94% des entreprises vont enfin pouvoir négocier des accords! Par une étrange ironie de l’histoire, facilitée il faut le dire par le vide politique de la majorité parlementaire, cette révolution majeure à laquelle Emmanuel Macron attachera indéfectiblement son nom passe pour une régression sociale.
La France est probablement le seul pays industrialisé où le développement de la négociation avec les salariés est vécu comme une manoeuvre obscurantiste alors que, dans de nombreux endroits du monde, cette possibilité fait rêver. Il faut vraiment détester ses entreprises et ses entrepreneurs pour croire que négocier avec eux ou en leur sein soit toxique.

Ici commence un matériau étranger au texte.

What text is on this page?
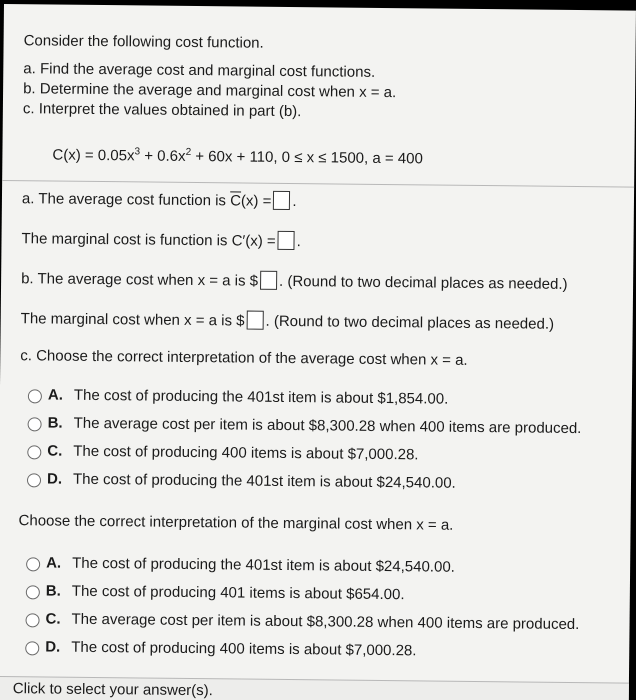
Consider the following cost function.
a. Find the average cost and marginal cost functions.
b. Determine the average and marginal cost when x = a.
c. Interpret the values obtained in part (b).
$C(x) = 0.05x^3 + 0.6x^2 + 60x + 110$, 0 ≤ x ≤ 1500, a = 400
a. The average cost function is $\overline{C}(x)$ = .
The marginal cost is function is C′(x) = .
b. The average cost when x = a is $ . (Round to two decimal places as needed.)
The marginal cost when x = a is $ . (Round to two decimal places as needed.)
c. Choose the correct interpretation of the average cost when x = a.
A. The cost of producing the 401st item is about $1,854.00.
B. The average cost per item is about $8,300.28 when 400 items are produced.
C. The cost of producing 400 items is about $7,000.28.
D. The cost of producing the 401st item is about $24,540.00.
Choose the correct interpretation of the marginal cost when x = a.
A. The cost of producing the 401st item is about $24,540.00.
B. The cost of producing 401 items is about $654.00.
C. The average cost per item is about $8,300.28 when 400 items are produced.
D. The cost of producing 400 items is about $7,000.28.
Click to select your answer(s).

Des entreprises interdites de négociation jusqu’ici
Si l’on regarde l’histoire par l’autre bout, pourtant, il y a de quoi pâlir. Il a fallu attendre 2017 pour que 94% des entreprises françaises, dépourvues de représentation syndicale, acquièrent le droit de négocier des accords en dehors des branches. Encore cette étape est-elle franchie en même temps qu’un renforcement effectif des dites branches.
Il est assez confondant de voir les apôtres de la démocratie sociale, du mouvement social, et autres “social” à tous bouts de champ, descendre aujourd’hui dans la rue au nom de leurs idéaux pour combattre une décision pourtant évidente. En vérité, ce qu’ils appellent la démocratie sociale n’est rien d’autre que la grande tradition corporatiste française, celle des professions réglementées qui a fait florès depuis l’Ancien Régime jusqu’à aujourd’hui en passant par Vichy.

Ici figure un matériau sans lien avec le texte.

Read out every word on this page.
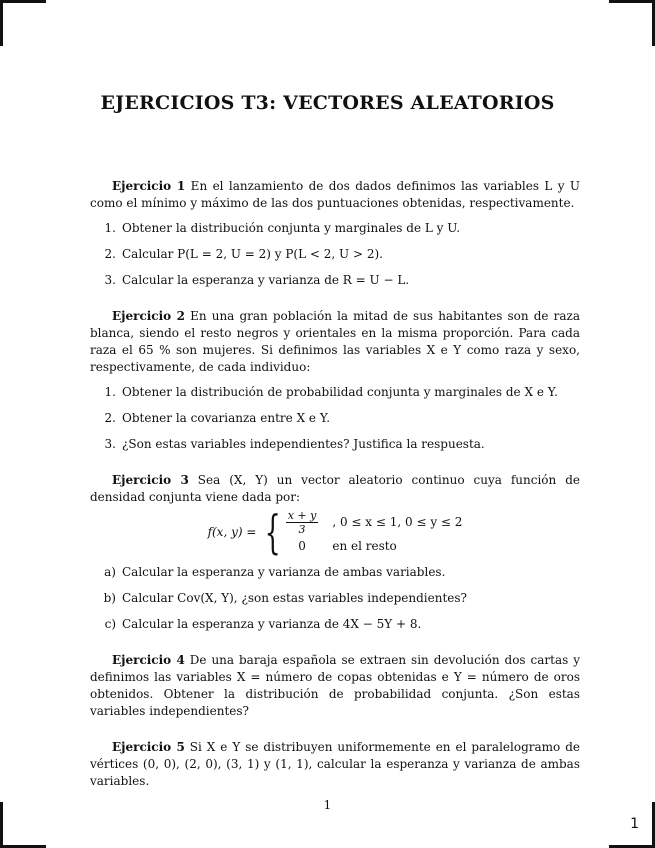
EJERCICIOS T3: VECTORES ALEATORIOS

Ejercicio 1 En el lanzamiento de dos dados definimos las variables L y U como el mínimo y máximo de las dos puntuaciones obtenidas, respectivamente.

1. Obtener la distribución conjunta y marginales de L y U.
2. Calcular P(L = 2, U = 2) y P(L < 2, U > 2).
3. Calcular la esperanza y varianza de R = U − L.

Ejercicio 2 En una gran población la mitad de sus habitantes son de raza blanca, siendo el resto negros y orientales en la misma proporción. Para cada raza el 65 % son mujeres. Si definimos las variables X e Y como raza y sexo, respectivamente, de cada individuo:

1. Obtener la distribución de probabilidad conjunta y marginales de X e Y.
2. Obtener la covarianza entre X e Y.
3. ¿Son estas variables independientes? Justifica la respuesta.

Ejercicio 3 Sea (X, Y) un vector aleatorio continuo cuya función de densidad conjunta viene dada por:

f(x, y) = { $\frac{x + y}{3}$ , 0 ≤ x ≤ 1, 0 ≤ y ≤ 2
0	en el resto
a) Calcular la esperanza y varianza de ambas variables.
b) Calcular Cov(X, Y), ¿son estas variables independientes?
c) Calcular la esperanza y varianza de 4X − 5Y + 8.

Ejercicio 4 De una baraja española se extraen sin devolución dos cartas y definimos las variables X = número de copas obtenidas e Y = número de oros obtenidos. Obtener la distribución de probabilidad conjunta. ¿Son estas variables independientes?

Ejercicio 5 Si X e Y se distribuyen uniformemente en el paralelogramo de vértices (0, 0), (2, 0), (3, 1) y (1, 1), calcular la esperanza y varianza de ambas variables.

1
1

Sur le fond, il ne serait pas inutile que les entrepreneurs investissent dans un mouvement de fond pour éradiquer ces réactions corporatistes face à l’émergence de la modernité économique.
Développer une culture de la négociation, un enjeu pour demain
S’ouvre aujourd’hui un défi pour les entreprises: apprendre à négocier des accords. Cela suppose de former non seulement les salariés mais les entrepreneurs eux-mêmes au droit de la négociation. Et de clarifier les sujets possibles de celle-ci.
Les sujets ne manqueront pas, sur l’organisation du travail, sur la rémunération, sur les aspects sociaux de la vie en entreprise. Le vrai péril serait aujourd’hui que les entreprises ne s’emparent pas de ce nouveau droit.